Out of the 4 models tracked, the random forest model with tpe implemented performed the best as it had the highest accuracy of 0.79. When comparing grid search and tpe methods for the random forest model, it was interesting that the grid search method suggested hyperparameters of 7 max depth and 10 number of trees, while the tpe method suggested 5 max depth and 8 number of trees. In terms of the logistic regression models, the tpe and grid search methods for hyperparameter tuning had almost identical accuracy score, however their configured parameters were different with the grid search log reg suggesting elastic net parameter of 0.4 while the tpe suggested a value of 0.77. In terms of regParam, the grid search suggested a value of 0.3 while the tpe suggested a value of 0.87. 

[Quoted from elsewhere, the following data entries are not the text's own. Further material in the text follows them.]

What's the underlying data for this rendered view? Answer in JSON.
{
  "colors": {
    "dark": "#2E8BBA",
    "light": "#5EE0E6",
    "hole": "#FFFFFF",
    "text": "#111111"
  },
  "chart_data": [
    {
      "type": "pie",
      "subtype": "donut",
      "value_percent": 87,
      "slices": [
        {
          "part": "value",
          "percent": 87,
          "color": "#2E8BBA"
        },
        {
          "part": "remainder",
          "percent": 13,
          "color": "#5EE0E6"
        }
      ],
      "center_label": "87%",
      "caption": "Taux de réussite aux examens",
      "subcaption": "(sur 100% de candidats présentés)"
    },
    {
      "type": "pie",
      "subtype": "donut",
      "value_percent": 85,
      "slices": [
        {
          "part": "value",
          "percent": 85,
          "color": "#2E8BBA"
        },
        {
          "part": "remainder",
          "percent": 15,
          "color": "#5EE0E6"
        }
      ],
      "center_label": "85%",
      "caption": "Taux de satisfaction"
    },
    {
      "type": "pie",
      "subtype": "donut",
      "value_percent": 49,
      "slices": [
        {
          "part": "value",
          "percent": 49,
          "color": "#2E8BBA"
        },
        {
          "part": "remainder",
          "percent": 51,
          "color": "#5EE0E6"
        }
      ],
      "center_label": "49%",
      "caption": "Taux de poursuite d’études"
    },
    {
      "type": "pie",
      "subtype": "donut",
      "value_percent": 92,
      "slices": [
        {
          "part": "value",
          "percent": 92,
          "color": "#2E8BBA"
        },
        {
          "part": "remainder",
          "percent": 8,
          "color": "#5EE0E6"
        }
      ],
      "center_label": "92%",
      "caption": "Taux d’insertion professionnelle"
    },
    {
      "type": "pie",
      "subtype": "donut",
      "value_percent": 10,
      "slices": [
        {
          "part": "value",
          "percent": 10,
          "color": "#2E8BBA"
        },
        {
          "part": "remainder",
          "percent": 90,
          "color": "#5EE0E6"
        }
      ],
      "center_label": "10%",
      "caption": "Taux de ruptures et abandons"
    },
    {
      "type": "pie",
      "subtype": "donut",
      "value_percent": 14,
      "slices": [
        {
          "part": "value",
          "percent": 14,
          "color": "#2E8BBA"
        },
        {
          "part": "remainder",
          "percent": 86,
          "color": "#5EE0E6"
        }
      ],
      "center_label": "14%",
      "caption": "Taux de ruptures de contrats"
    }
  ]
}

In terms of speed, the tpe log reg took 1.01 minutes to run while the grid search took 1.12 minutes to run. This is not surprising due to the Bayesian approach of tpe. However, the tpe of the random forest took 57 seconds to run while the grid search took 55.79 seconds to run. This is likely due to the fact that tree splitting is always dependent on the trees that come before it making a Bayesian approach tohyperparameter tuning nearly inconsequential in terms of run time. 

The model that should be implemented to predict tariff should be the random forest tpe. It has the highest accuracy out of all models and the difference in running time for the tpe and grid search models is very small. The hyperparameters for this model are a max depth of 5 and number of trees of 8.